Reed and April chose Timberhaven’s engineered timbers to build with. These timbers are laminated, made from layers of kiln-dried Eastern white pine. These strips are glued together and then milled to a specific profile and size. Brad compares this building system to the construction of fine furniture.
The result is a 3,460 square-foot home with four bedrooms and two-and-a-half baths. It’s built with elegant 6”x 8” D profile, kiln-dried white pine engineered logs with dovetail corner assemblies. The couple opted for rustic lodgepole pine accents in the stairs, railing, rafters, decorative trusses, as well as character trees just off the great room.
Reed’s cancer diagnosis interrupted a full life for the Henderson family. In addition to caring for Reed and their two boys, and helping make design decisions for their new home, April is the supervisor and owner of two area funeral homes. Reed’s printing business, Kish Printing and Promotional Products, served large and small businesses up and down the valley. An avid outdoors person Reed loved hunting, fishing, and coaching at all levels.
April says Reed educated their boys on hunting and chainsaw safety, teaching them how to fell trees safely, as well as how to cut, split, and stack firewood for the wood-burning hearth in the great room of their home. They also added another wood-burning hearth on a large patio outside in the area between the home and the detached garage.
The Hendersons moved into their new home in 2018. It provided a sense of sanctuary during Reed’s ongoing cancer treatments. “I was there with him the whole way. Chemo treatments every two weeks, the infusions, I supported him every step of the way,” April recalls.

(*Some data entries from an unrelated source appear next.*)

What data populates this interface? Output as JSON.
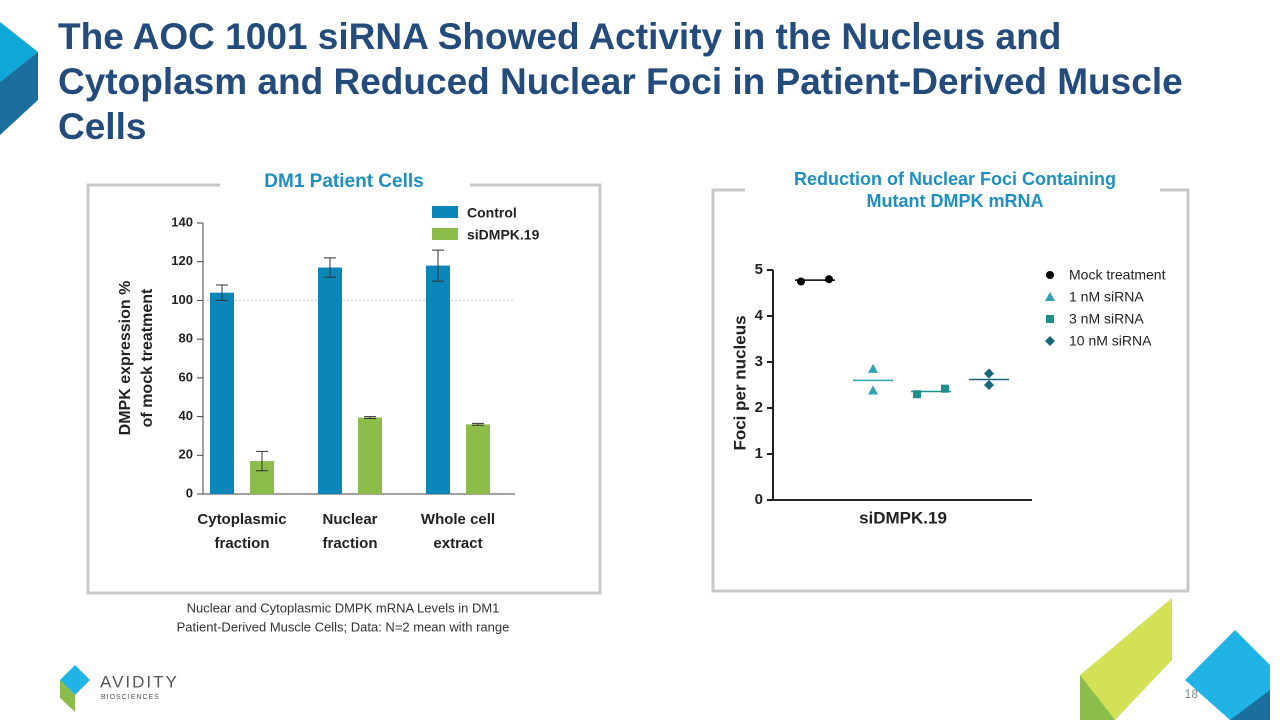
{
  "title": "The AOC 1001 siRNA Showed Activity in the Nucleus and Cytoplasm and Reduced Nuclear Foci in Patient-Derived Muscle Cells",
  "caption": "Nuclear and Cytoplasmic DMPK mRNA Levels in DM1\nPatient-Derived Muscle Cells; Data: N=2 mean with range",
  "logo": {
    "name": "AVIDITY",
    "subtitle": "BIOSCIENCES"
  },
  "page_number": "18",
  "chart_data": [
    {
      "type": "bar",
      "title": "DM1 Patient Cells",
      "y_label": "DMPK expression %\nof mock treatment",
      "categories": [
        "Cytoplasmic\nfraction",
        "Nuclear\nfraction",
        "Whole cell\nextract"
      ],
      "series": [
        {
          "name": "Control",
          "color": "#0a86b8",
          "values": [
            104,
            117,
            118
          ],
          "errors": [
            4,
            5,
            8
          ]
        },
        {
          "name": "siDMPK.19",
          "color": "#8cbd4a",
          "values": [
            17,
            39.5,
            36
          ],
          "errors": [
            5,
            0.5,
            0.5
          ]
        }
      ],
      "ylim": [
        0,
        140
      ],
      "yticks": [
        0,
        20,
        40,
        60,
        80,
        100,
        120,
        140
      ],
      "reference_line": 100,
      "grid": false
    },
    {
      "type": "scatter",
      "title": "Reduction of Nuclear Foci Containing\nMutant DMPK mRNA",
      "y_label": "Foci per nucleus",
      "x_label": "siDMPK.19",
      "series": [
        {
          "name": "Mock treatment",
          "color": "#000000",
          "marker": "circle",
          "values": [
            4.75,
            4.8
          ],
          "mean": 4.78
        },
        {
          "name": "1 nM siRNA",
          "color": "#2ba3b4",
          "marker": "triangle",
          "values": [
            2.85,
            2.38
          ],
          "mean": 2.6
        },
        {
          "name": "3 nM siRNA",
          "color": "#1f8f8c",
          "marker": "square",
          "values": [
            2.3,
            2.42
          ],
          "mean": 2.36
        },
        {
          "name": "10 nM siRNA",
          "color": "#17677e",
          "marker": "diamond",
          "values": [
            2.75,
            2.5
          ],
          "mean": 2.62
        }
      ],
      "ylim": [
        0,
        5
      ],
      "yticks": [
        0,
        1,
        2,
        3,
        4,
        5
      ]
    }
  ]
}
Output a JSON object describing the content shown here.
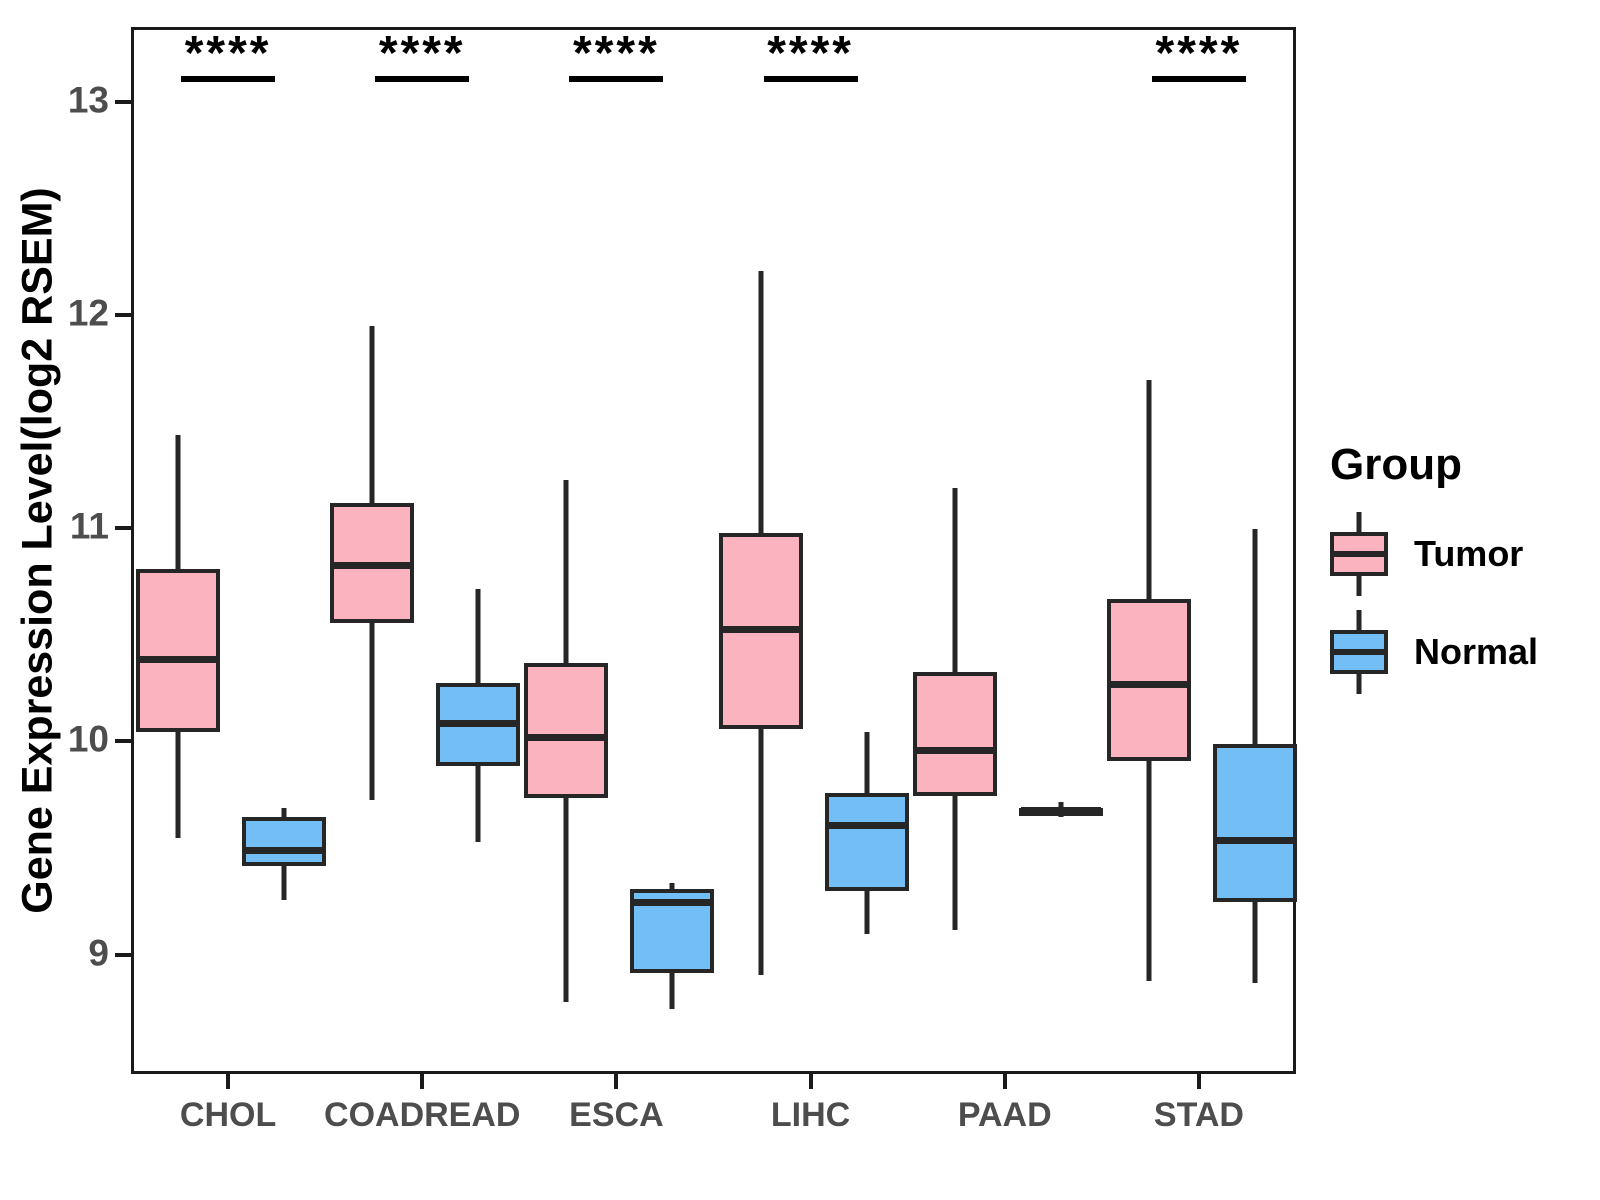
{
  "figure": {
    "background": "#ffffff",
    "legend": {
      "title": "Group",
      "items": [
        {
          "label": "Tumor",
          "color": "#FBB3C0"
        },
        {
          "label": "Normal",
          "color": "#72BEF5"
        }
      ]
    }
  },
  "style": {
    "box_border_color": "#262626",
    "panel_border_color": "#1a1a1a",
    "tick_label_color": "#4d4d4d",
    "significance_color": "#000000"
  },
  "chart_data": {
    "type": "boxplot",
    "title": "",
    "xlabel": "",
    "ylabel": "Gene Expression Level(log2 RSEM)",
    "ylim": [
      8.44,
      13.35
    ],
    "yticks": [
      9,
      10,
      11,
      12,
      13
    ],
    "grid": false,
    "legend_position": "right",
    "categories": [
      "CHOL",
      "COADREAD",
      "ESCA",
      "LIHC",
      "PAAD",
      "STAD"
    ],
    "significance_by_category": [
      "****",
      "****",
      "****",
      "****",
      null,
      "****"
    ],
    "series": [
      {
        "name": "Tumor",
        "color": "#FBB3C0",
        "boxes": [
          {
            "category": "CHOL",
            "min": 9.56,
            "q1": 10.06,
            "median": 10.4,
            "q3": 10.82,
            "max": 11.45
          },
          {
            "category": "COADREAD",
            "min": 9.74,
            "q1": 10.57,
            "median": 10.84,
            "q3": 11.13,
            "max": 11.96
          },
          {
            "category": "ESCA",
            "min": 8.79,
            "q1": 9.75,
            "median": 10.03,
            "q3": 10.38,
            "max": 11.24
          },
          {
            "category": "LIHC",
            "min": 8.92,
            "q1": 10.07,
            "median": 10.54,
            "q3": 10.99,
            "max": 12.22
          },
          {
            "category": "PAAD",
            "min": 9.13,
            "q1": 9.76,
            "median": 9.97,
            "q3": 10.34,
            "max": 11.2
          },
          {
            "category": "STAD",
            "min": 8.89,
            "q1": 9.92,
            "median": 10.28,
            "q3": 10.68,
            "max": 11.71
          }
        ]
      },
      {
        "name": "Normal",
        "color": "#72BEF5",
        "boxes": [
          {
            "category": "CHOL",
            "min": 9.27,
            "q1": 9.43,
            "median": 9.5,
            "q3": 9.66,
            "max": 9.7
          },
          {
            "category": "COADREAD",
            "min": 9.54,
            "q1": 9.9,
            "median": 10.1,
            "q3": 10.29,
            "max": 10.73
          },
          {
            "category": "ESCA",
            "min": 8.76,
            "q1": 8.93,
            "median": 9.26,
            "q3": 9.32,
            "max": 9.35
          },
          {
            "category": "LIHC",
            "min": 9.11,
            "q1": 9.31,
            "median": 9.62,
            "q3": 9.77,
            "max": 10.06
          },
          {
            "category": "PAAD",
            "min": 9.66,
            "q1": 9.67,
            "median": 9.69,
            "q3": 9.7,
            "max": 9.73
          },
          {
            "category": "STAD",
            "min": 8.88,
            "q1": 9.26,
            "median": 9.55,
            "q3": 10.0,
            "max": 11.01
          }
        ]
      }
    ]
  }
}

Reed and April loved to begin and end each day spending time on the wraparound porch, just soaking up the serenity of their home and its special setting. “Reed would light up his pipe and rock in his rocking chair. In the mornings, we’d talk about that day’s doings. In the evening, we’d review the day.” April finds solace in the home’s kitchen, making delicious meals for Reed
and their two boys, Tristan, and Elijah. “It’s my happy place,” April says.
April says she is still in awe of Reed’s spiritual, mental and physical toughness while battling cancer, while cramming in all the life they could in their new home. “He basically outlived all the treatments they had,” April recalls. Despite these efforts, Reed passed away February 17, 2022, peacefully just after midnight, in their wood home at the base of Stone Mountain. “We had five years together in that home, and he got to die there. I have no regrets,” April says.

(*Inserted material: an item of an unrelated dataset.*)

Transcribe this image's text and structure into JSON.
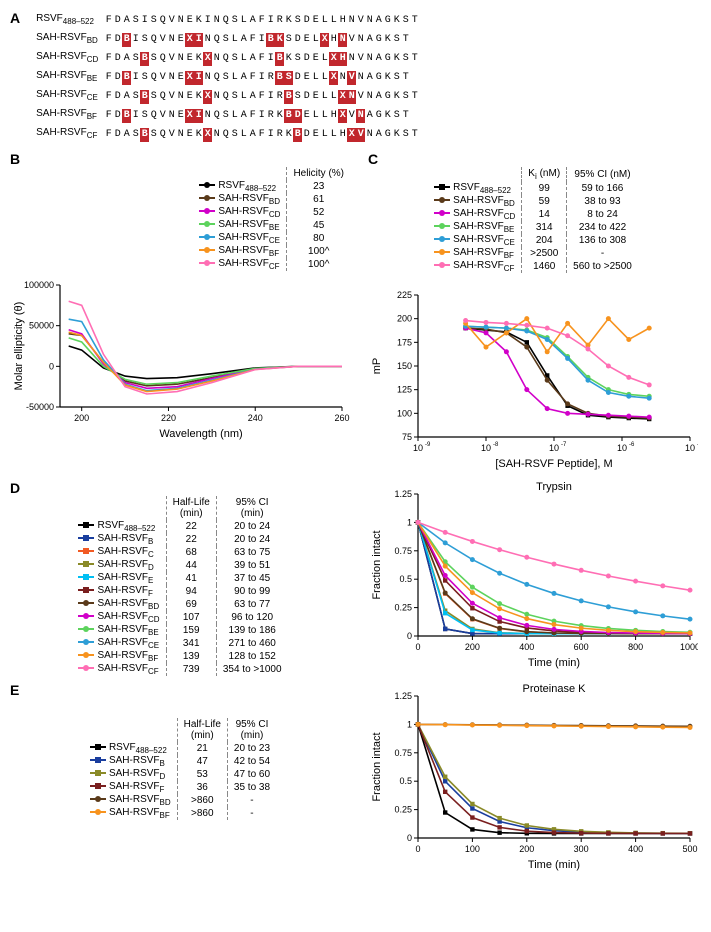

Life keeps chugging along. April remarried in January of 2023, to Eddie Rhodes, a friend of Reed’s from his coaching days. “When I was at work, Eddie would come by and mow the lawn, or take my youngest son to football practice. One thing just kind of led to another.”
In May of this year, April’s oldest son, age 22, got married at their local Mennonite Chapel. It was a beautiful day until the skies opened up at 4 p.m. to a ferocious downpour. “The farmers in our community have been struggling with drought, so the rain is needed. But we think it was Reed just reminding us that things don’t always go according to plan,” April says with an infectious laugh.
“Stone Mountain is appropriately named,” April says. “So, we’ve got a home built on stone with the toughest building materials on the market. It’s going to be here for generations to come.”